Le problème est d’ailleurs identique au collège, suite à la réforme mise en place à la dernière rentrée, où la LV2 a été introduite dès la classe de 5e, ce qui a été une avancée, mais à raison de 2h30 hebdomadaires de la 5e à la 3e, au lieu des 3h hebdomadaires antérieures en 4e et 3e. Cette problématique demeure pour la réouverture de classes « bi-langues » et de sections européennes, annoncée d’abord par le Président de la République, Emmanuel Macron, puis par le nouveau Ministre de l’Éducation Nationale, Jean-Michel Blanquer. Comme j’ai été amené à le déclarer aux médias qui m’ont sollicité à propos de cette décision (Le Figaro, L’Express, RTL Midi en direct), il faudrait y consacrer les moyens horaires hebdomadaires minimaux nécessaires qui ne seraient pas excessifs à mettre en œuvre par rapport aux enveloppes existantes (par exemple, pour les classes « bi-langues » (ré)ouvertes le besoin n’est que de 3h30 et on peut alors généraliser le dispositif sur tout le territoire : 2h en 6e dans le cadre d’un partage 3h LV1 et 3h LV2, au lieu de 4h pour la seule LV1 depuis la réforme, et 0h30 respectivement en 5e, 4e et 3e pour la LV2, soit 1h30). Les difficultés pratiques vont surtout résider dans la réouverture d’enseignements de langues vivantes, qui ont disparu entièrement dans certains établissements depuis les suppressions liées à la réforme, et dans le comblement de la disparité territoriale, y compris en amont, au niveau du primaire.

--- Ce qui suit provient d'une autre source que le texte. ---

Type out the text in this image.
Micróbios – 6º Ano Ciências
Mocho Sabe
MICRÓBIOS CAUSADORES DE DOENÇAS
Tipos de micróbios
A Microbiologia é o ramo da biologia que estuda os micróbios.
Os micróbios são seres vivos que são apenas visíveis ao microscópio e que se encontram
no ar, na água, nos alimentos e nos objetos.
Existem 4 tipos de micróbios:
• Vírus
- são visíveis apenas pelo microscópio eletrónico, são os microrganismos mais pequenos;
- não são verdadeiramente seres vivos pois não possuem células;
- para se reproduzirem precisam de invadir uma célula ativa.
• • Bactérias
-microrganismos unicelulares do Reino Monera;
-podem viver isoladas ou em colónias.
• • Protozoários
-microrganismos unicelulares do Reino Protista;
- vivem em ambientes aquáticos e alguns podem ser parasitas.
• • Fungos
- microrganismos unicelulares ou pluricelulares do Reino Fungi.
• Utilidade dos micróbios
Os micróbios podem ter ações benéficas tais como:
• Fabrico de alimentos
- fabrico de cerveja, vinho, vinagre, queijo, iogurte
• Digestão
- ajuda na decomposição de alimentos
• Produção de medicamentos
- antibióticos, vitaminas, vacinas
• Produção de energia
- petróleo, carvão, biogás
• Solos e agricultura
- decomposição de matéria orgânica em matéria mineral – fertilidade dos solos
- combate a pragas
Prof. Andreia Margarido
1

Si l’APLV salue l’intérêt annoncé par les autorités nouvellement élues pour une meilleure diversification des enseignements de langues vivantes étrangères et régionales avec un rééquilibrage indispensable, sa concrétisation sur l’ensemble du territoire, vu la situation actuelle, ne saurait être assurée dans le cadre seul de l’autonomie des établissements, car elle dépendra souvent en dernier ressort du chef d’établissement. Une volonté politique forte à l’échelon national, relayée par l’administration avec l’octroi des moyens indispensables, doit accompagner cette autonomie. L’APLV est ouverte au dialogue à ce sujet.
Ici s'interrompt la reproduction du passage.